Впрочем, совершенно незачем понимать эсэсовцев — эсэсовцев надо просто уничтожать.
Я стоял на широком пустом плацу, на дворе был апрель, и мне уже больше не хотелось, чтобы те девицы в аккуратно натянутых шелковых чулках, в синих юбках, изящно облегавших роскошные бедра, осматривали мой лагерь. Мне решительно этого не хотелось. Не для них поет баян в этот теплый апрельский день. Лучше бы они убрались отсюда куда подальше.
— Смотрите, на первый взгляд здесь не так уж плохо, — сказала одна из девиц.
Сигарета, которую я курил, вдруг потеряла всякий вкус. Я решил, что все же кое-что им покажу.
— Идите за мной, — сказал я им.
И двинулся к крематорию.
— Это что, кухня? — спросила другая девица.
— Сейчас увидите, — ответил я.
Мы пересекли широкий плац, где производилась поверка, песня баяна замерла где-то вдали.
— Нет конца этой ночи, — говорит парень из Семюра.
Мы стоим чуть живые, во мраке этой ночи, которой все нет конца. Теперь нам и вовсе нельзя пошевельнуться из-за того старика, что перед смертью спросил: «Понятно?» — каждый из нас боится задеть его ногой. Я не стану уверять парня из Семюра, что все ночи рано или поздно кончаются: он может разозлиться и дать мне в зубы. К тому же это была бы ложь. Мы знаем, что эта ночь никогда не кончится. Сейчас мы убеждены, что эта четвертая ночь нашего пути никогда не кончится.

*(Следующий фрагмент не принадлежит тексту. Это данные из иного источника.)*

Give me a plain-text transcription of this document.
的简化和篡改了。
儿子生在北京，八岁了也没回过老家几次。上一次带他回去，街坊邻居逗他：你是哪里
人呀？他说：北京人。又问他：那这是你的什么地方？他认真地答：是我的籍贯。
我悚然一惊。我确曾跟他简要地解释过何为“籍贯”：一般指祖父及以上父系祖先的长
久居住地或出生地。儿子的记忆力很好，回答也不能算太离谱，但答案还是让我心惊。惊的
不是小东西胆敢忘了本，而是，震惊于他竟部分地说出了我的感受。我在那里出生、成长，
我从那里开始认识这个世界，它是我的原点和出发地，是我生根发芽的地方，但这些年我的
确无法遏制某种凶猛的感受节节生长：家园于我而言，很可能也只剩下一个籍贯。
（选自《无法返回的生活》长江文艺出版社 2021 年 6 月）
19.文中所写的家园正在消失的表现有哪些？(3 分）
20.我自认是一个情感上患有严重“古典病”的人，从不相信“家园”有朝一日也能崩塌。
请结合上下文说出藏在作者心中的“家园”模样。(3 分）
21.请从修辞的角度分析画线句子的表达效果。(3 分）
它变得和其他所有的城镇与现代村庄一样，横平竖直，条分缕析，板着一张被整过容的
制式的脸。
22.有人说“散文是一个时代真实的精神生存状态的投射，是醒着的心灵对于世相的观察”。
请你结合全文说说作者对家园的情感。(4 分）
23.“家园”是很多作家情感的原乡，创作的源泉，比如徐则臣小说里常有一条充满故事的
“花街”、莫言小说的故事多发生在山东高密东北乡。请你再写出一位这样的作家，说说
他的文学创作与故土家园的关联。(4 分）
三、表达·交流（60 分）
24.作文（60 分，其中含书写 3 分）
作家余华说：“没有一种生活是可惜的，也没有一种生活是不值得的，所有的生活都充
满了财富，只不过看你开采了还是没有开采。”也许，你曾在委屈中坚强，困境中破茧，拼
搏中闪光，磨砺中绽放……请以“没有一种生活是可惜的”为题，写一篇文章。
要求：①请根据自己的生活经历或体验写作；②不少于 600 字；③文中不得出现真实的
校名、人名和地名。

Всю первую ночь пути я старался восстановить в своей памяти сторону Свана[14], это был лучший способ отвлечься. Надо сказать, что и я, подобно Марселю[15], в детстве очень рано ложился спать. Я старался представить себе дребезжащий звук звонка у садовой калитки, который всякий раз раздавался по вечерам, когда Сван приходил к ужину. Я вспомнил, какого цвета были витражи в деревенской церкви. А боярышник! Господи, в моем детстве тоже была точно такая же живая изгородь из ветвей боярышника! Всю первую ночь этого пути я старался оживить в своей памяти сторону Свана и попутно вспоминал собственное детство. Я думал, не было ли у меня в детстве какой-нибудь любимой музыкальной фразы вроде той фразы из сонаты Вентейля[16]. Я был в отчаянии, что мне не удалось обнаружить ничего схожего. Сегодня, я полагаю, у меня найдется нечто схожее с той музыкальной фразой из сонаты Вентейля или мелодией Some of these days, столь глубоко волновавшей Антуана Рокантена[17]. Сейчас я мог бы указать, например, на первые такты «Летней поры» Сиднея Беше[18]. Или на то потрясающее место в одной из старинных песен моей страны. Если перевести слова этой песни, то звучат они примерно так:
Ты стоишь белье полощешь —белоснежное белье,а в речной воде струитсяотражение твое.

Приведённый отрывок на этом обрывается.